Outre le fait qu'une tradition ancienne veut qu’Ur se trouve dans le sud de la Mésopotamie (ainsi que deux sites dans le nord de la Mésopotamie), ceux qui optent pour une localisation dans le sud de la Mésopotamie fondent leur conclusion sur trois arguments.

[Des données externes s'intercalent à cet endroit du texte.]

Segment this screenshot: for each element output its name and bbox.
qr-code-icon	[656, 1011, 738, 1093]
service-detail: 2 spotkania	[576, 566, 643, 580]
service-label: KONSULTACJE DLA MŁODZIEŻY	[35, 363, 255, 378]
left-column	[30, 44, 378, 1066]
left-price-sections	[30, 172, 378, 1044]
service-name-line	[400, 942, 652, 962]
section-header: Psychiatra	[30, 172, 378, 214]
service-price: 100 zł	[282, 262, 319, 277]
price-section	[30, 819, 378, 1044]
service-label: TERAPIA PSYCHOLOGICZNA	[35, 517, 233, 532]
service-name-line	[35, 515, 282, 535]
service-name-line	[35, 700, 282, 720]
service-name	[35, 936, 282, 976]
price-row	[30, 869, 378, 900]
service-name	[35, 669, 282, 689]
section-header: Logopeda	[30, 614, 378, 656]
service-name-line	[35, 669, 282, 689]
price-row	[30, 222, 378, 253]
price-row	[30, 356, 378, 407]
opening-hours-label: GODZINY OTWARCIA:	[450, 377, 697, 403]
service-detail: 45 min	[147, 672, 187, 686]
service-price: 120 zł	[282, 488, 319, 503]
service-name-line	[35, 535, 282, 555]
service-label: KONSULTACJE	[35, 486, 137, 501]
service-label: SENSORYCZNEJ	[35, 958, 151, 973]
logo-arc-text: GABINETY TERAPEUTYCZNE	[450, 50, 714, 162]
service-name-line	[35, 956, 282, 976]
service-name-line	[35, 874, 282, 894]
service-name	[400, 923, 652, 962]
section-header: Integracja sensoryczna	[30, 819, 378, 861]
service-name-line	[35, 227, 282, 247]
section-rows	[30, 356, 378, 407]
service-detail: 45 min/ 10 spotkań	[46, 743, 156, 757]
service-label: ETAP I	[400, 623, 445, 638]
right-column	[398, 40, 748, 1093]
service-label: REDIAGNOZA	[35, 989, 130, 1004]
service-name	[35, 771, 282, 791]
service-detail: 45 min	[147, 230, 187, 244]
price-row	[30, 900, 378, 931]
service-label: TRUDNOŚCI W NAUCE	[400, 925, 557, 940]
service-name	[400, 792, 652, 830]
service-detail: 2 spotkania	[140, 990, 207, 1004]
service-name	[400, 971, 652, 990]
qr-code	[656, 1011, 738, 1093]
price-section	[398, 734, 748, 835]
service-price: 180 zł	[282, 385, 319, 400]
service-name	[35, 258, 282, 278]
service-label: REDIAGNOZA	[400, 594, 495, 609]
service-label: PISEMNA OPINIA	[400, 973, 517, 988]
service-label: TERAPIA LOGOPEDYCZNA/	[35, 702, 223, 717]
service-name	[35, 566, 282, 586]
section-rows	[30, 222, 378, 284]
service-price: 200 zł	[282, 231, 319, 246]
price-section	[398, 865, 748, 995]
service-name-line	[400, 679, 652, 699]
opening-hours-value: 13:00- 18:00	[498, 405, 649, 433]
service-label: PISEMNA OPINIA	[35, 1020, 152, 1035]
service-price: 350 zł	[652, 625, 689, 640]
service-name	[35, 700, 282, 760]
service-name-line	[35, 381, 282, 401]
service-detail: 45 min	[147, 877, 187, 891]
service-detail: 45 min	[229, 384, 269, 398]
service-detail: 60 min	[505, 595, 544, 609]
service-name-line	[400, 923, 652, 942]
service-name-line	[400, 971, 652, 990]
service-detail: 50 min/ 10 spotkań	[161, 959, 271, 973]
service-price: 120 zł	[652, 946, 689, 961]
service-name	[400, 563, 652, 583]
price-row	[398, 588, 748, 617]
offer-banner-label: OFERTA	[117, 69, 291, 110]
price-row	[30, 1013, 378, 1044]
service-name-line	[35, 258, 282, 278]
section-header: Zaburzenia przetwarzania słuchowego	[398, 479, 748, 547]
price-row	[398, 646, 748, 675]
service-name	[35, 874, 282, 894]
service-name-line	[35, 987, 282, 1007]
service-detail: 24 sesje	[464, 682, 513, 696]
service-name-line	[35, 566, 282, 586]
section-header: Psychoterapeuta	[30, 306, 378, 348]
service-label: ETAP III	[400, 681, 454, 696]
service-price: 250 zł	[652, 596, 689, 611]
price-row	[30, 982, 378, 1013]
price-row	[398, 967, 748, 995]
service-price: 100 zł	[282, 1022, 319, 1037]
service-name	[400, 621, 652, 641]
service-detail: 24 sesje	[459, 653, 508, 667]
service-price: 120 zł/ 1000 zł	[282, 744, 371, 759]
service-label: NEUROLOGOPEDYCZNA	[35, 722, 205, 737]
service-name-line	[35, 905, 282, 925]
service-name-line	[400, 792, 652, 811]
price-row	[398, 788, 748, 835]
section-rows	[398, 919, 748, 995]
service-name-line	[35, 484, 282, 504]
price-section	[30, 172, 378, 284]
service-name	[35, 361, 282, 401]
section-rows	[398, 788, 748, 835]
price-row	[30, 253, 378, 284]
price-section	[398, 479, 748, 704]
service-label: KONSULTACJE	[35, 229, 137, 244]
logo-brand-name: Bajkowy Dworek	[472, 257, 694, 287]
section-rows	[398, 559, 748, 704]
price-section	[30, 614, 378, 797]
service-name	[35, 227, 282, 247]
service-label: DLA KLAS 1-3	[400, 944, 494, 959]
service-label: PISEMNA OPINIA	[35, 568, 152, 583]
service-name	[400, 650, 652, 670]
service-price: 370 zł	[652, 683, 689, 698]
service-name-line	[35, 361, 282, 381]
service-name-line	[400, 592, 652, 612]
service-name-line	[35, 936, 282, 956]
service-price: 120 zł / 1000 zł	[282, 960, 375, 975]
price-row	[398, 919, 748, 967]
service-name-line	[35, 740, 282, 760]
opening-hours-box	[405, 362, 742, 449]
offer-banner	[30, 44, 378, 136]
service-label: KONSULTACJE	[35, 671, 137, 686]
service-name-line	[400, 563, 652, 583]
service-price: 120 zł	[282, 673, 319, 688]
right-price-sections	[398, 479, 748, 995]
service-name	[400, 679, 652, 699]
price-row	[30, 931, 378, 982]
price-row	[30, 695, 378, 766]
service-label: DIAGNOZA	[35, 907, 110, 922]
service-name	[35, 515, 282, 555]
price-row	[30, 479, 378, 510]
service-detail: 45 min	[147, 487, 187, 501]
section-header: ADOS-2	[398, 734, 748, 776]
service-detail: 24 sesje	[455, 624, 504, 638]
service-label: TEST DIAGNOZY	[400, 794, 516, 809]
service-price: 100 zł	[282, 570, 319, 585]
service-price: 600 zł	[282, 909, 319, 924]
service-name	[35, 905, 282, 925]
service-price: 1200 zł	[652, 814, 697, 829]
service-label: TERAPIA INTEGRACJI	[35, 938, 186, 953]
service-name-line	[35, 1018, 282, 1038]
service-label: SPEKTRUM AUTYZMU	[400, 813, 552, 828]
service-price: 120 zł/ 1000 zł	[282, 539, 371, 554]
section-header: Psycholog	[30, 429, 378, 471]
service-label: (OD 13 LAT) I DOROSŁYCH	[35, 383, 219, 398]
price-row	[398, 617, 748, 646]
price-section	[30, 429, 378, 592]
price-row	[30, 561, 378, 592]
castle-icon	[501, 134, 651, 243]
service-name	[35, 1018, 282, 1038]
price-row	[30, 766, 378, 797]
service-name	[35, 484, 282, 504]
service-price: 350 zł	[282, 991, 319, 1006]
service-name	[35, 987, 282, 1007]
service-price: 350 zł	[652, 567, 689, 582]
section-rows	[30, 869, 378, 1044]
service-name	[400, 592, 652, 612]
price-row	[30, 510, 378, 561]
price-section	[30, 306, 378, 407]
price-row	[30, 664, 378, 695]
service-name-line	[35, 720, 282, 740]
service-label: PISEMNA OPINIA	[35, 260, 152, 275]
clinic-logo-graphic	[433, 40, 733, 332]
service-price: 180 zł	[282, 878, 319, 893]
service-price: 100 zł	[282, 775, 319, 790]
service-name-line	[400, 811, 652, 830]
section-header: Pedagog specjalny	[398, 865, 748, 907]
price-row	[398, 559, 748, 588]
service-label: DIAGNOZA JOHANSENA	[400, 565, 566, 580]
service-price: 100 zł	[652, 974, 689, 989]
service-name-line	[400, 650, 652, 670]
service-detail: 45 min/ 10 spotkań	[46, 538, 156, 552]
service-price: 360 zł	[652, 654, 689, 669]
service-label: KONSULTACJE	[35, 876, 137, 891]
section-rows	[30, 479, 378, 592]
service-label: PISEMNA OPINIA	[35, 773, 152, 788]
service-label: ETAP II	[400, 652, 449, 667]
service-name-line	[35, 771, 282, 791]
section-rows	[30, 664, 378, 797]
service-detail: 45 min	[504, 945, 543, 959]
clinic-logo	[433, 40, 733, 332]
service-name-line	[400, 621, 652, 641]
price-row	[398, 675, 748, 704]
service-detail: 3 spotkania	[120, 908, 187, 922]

Tout d'abord, le nom antique du Tell al-Muqayyar sonne comme l'hébreu Ur (dans les documents cunéiformes originaux, le nom peut se lire Urim ou Uri). Ces mots ressemblent à l'hébreu Ur, mais les ressemblances ne manquent pas de poser des problèmes. Par exemple, l'hébreu, s’il était basé sur le nom cunéiforme originel d’al-Muqayyar, devrait faire abstraction de la voyelle sumérienne et du m final possible.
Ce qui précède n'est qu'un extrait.